How I Trade Now (And What You Should Take from This)
I used to chase every setup. Every signal. Every micro-move that looked like a “perfect entry.”
Didn’t matter if I was net green or red—my broker and the firm always got paid.
That’s when it clicked:
If your strategy doesn’t factor in cost, it’s not a strategy—it’s a slow bleed dressed up as trading.
These days? I take fewer trades. Better setups. Cleaner entries. And I avoid the kind of overtrading that turns a break-even day into a -$150 fee pile.
I look at each trade like this:
“Does this move justify the cost to participate?”
If the answer’s no, I pass.
Even if it goes without me. Especially if it goes without me.
This also changed how I build strategies. Small targets don’t make sense anymore—not with $12 round-trip cost per contract. So I look for higher R setups, tighter structure, better conviction.

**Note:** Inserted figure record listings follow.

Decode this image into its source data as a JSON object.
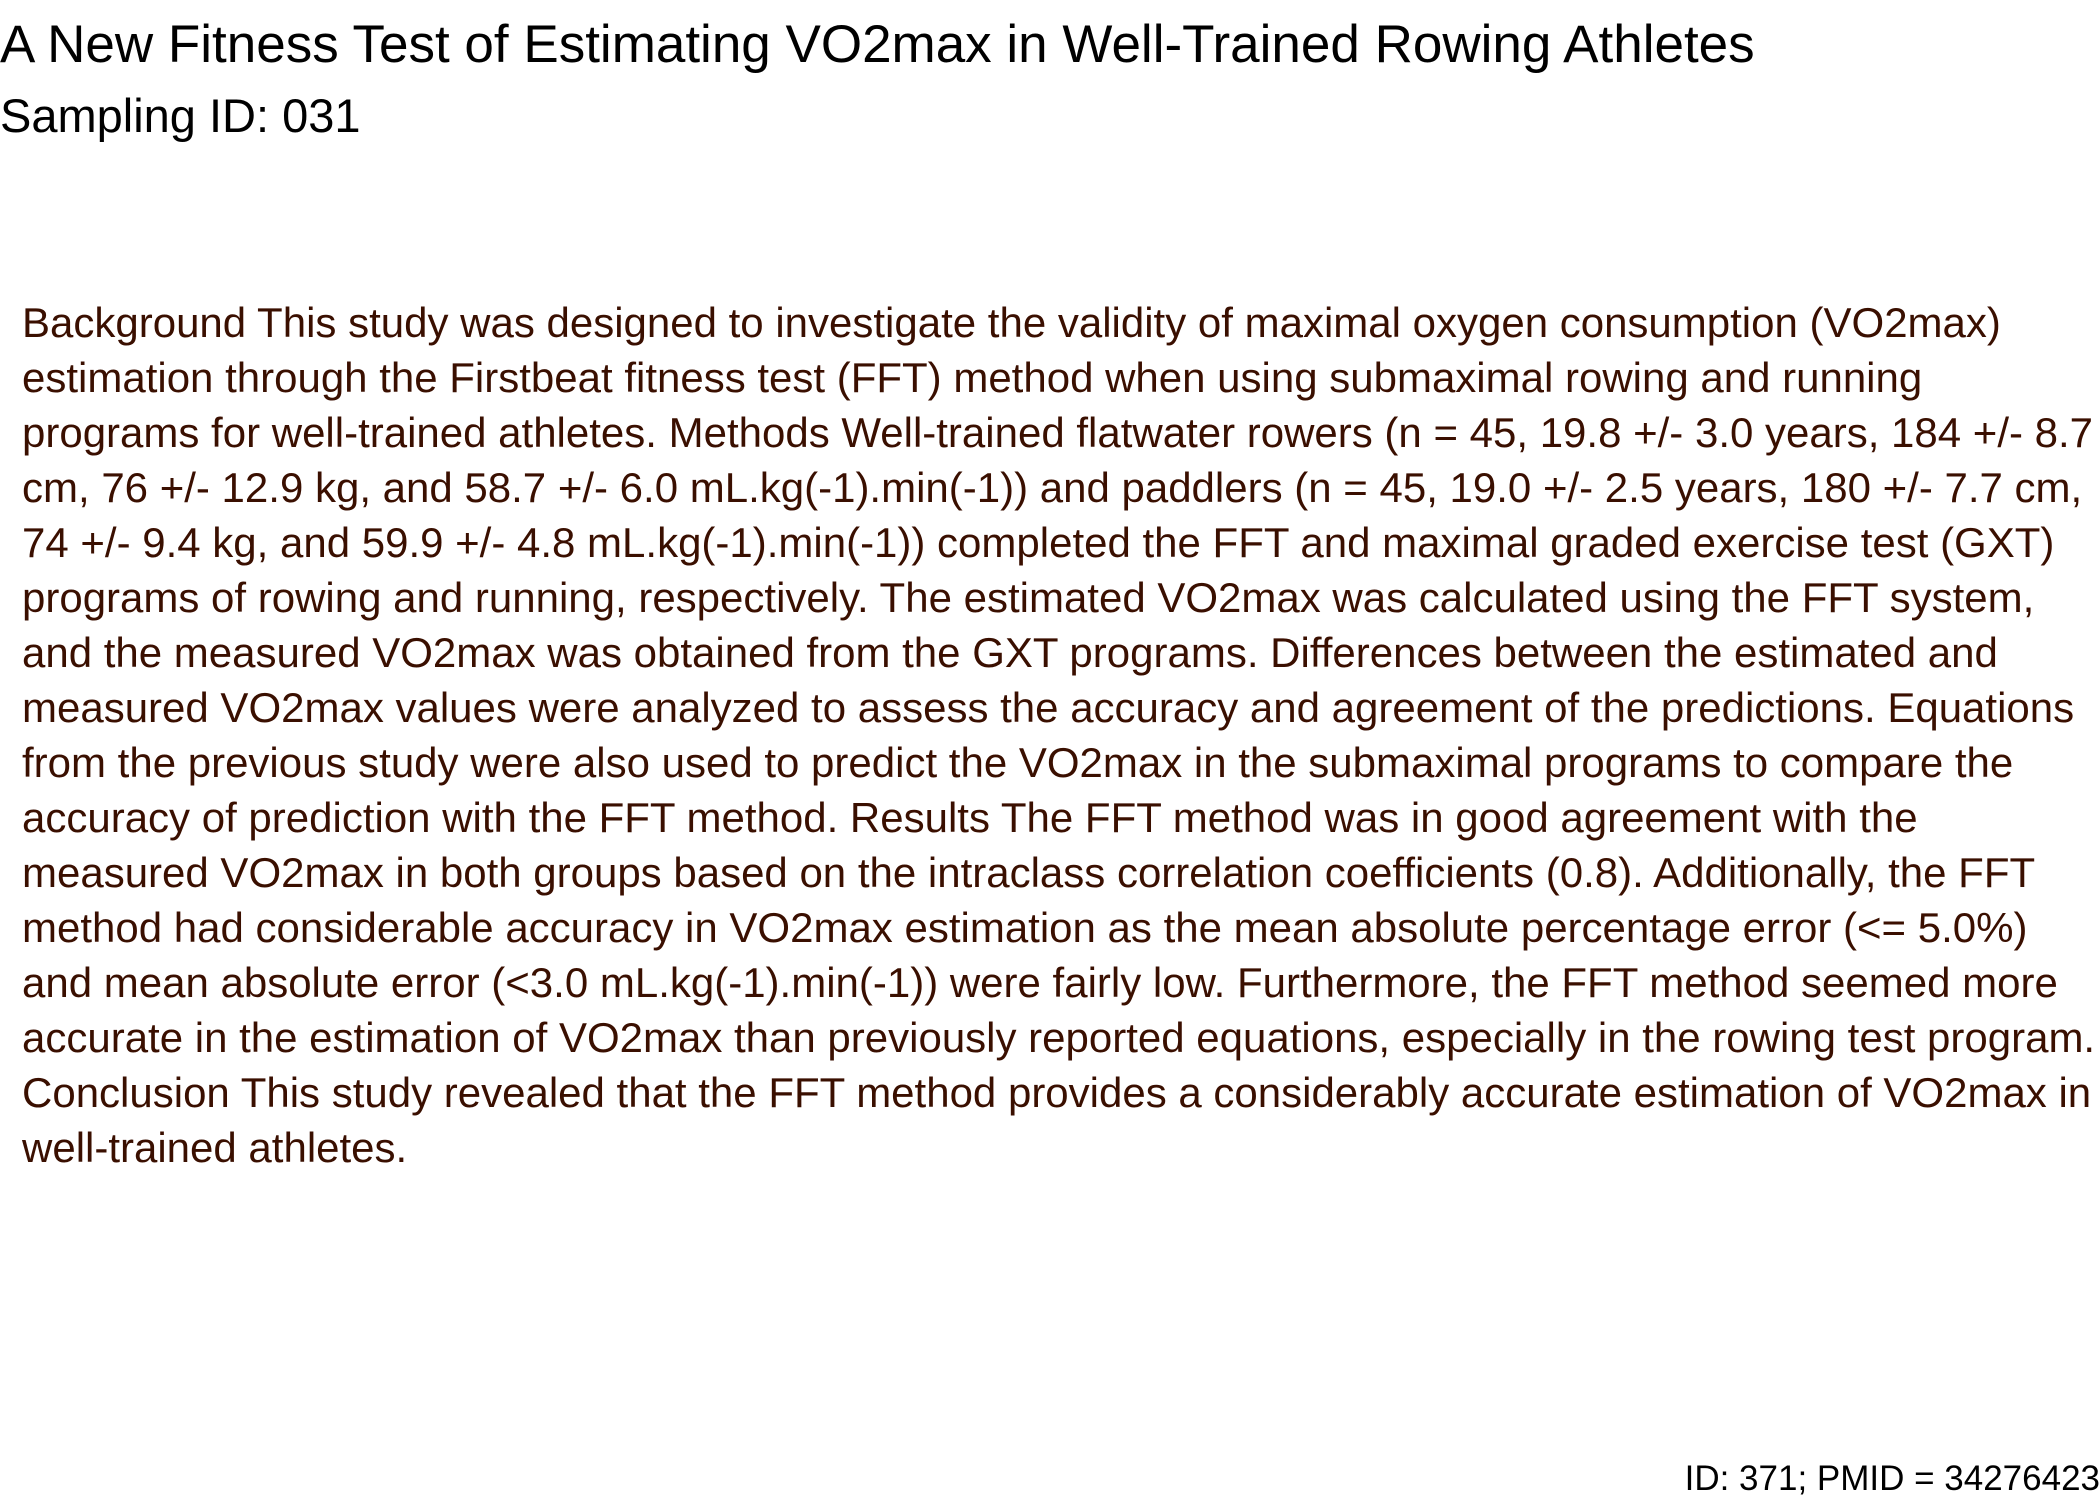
{
  "document": {
    "title": "A New Fitness Test of Estimating VO2max in Well-Trained Rowing Athletes",
    "sampling_id": "Sampling ID: 031",
    "abstract": "Background This study was designed to investigate the validity of maximal oxygen consumption (VO2max) estimation through the Firstbeat fitness test (FFT) method when using submaximal rowing and running programs for well-trained athletes. Methods Well-trained flatwater rowers (n = 45, 19.8 +/- 3.0 years, 184 +/- 8.7 cm, 76 +/- 12.9 kg, and 58.7 +/- 6.0 mL.kg(-1).min(-1)) and paddlers (n = 45, 19.0 +/- 2.5 years, 180 +/- 7.7 cm, 74 +/- 9.4 kg, and 59.9 +/- 4.8 mL.kg(-1).min(-1)) completed the FFT and maximal graded exercise test (GXT) programs of rowing and running, respectively. The estimated VO2max was calculated using the FFT system, and the measured VO2max was obtained from the GXT programs. Differences between the estimated and measured VO2max values were analyzed to assess the accuracy and agreement of the predictions. Equations from the previous study were also used to predict the VO2max in the submaximal programs to compare the accuracy of prediction with the FFT method. Results The FFT method was in good agreement with the measured VO2max in both groups based on the intraclass correlation coefficients (0.8). Additionally, the FFT method had considerable accuracy in VO2max estimation as the mean absolute percentage error (<= 5.0%) and mean absolute error (<3.0 mL.kg(-1).min(-1)) were fairly low. Furthermore, the FFT method seemed more accurate in the estimation of VO2max than previously reported equations, especially in the rowing test program. Conclusion This study revealed that the FFT method provides a considerably accurate estimation of VO2max in well-trained athletes.",
    "footer_id": "ID: 371; PMID = 34276423"
  },
  "colors": {
    "title_text": "#000000",
    "abstract_text": "#3a0f00",
    "background": "#ffffff"
  }
}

If you’re looking for setups that actually hold up inside prop firm rules (costs included), check out these 5 trading strategies that actually work. Real trades. Real rules. No fluff.
Bottom line?
Costs matter more than most people realize—especially when you’re trying to scale, pass challenges, or just stay sane under pressure. If you’re not adapting your trading to account for them… you’re already behind.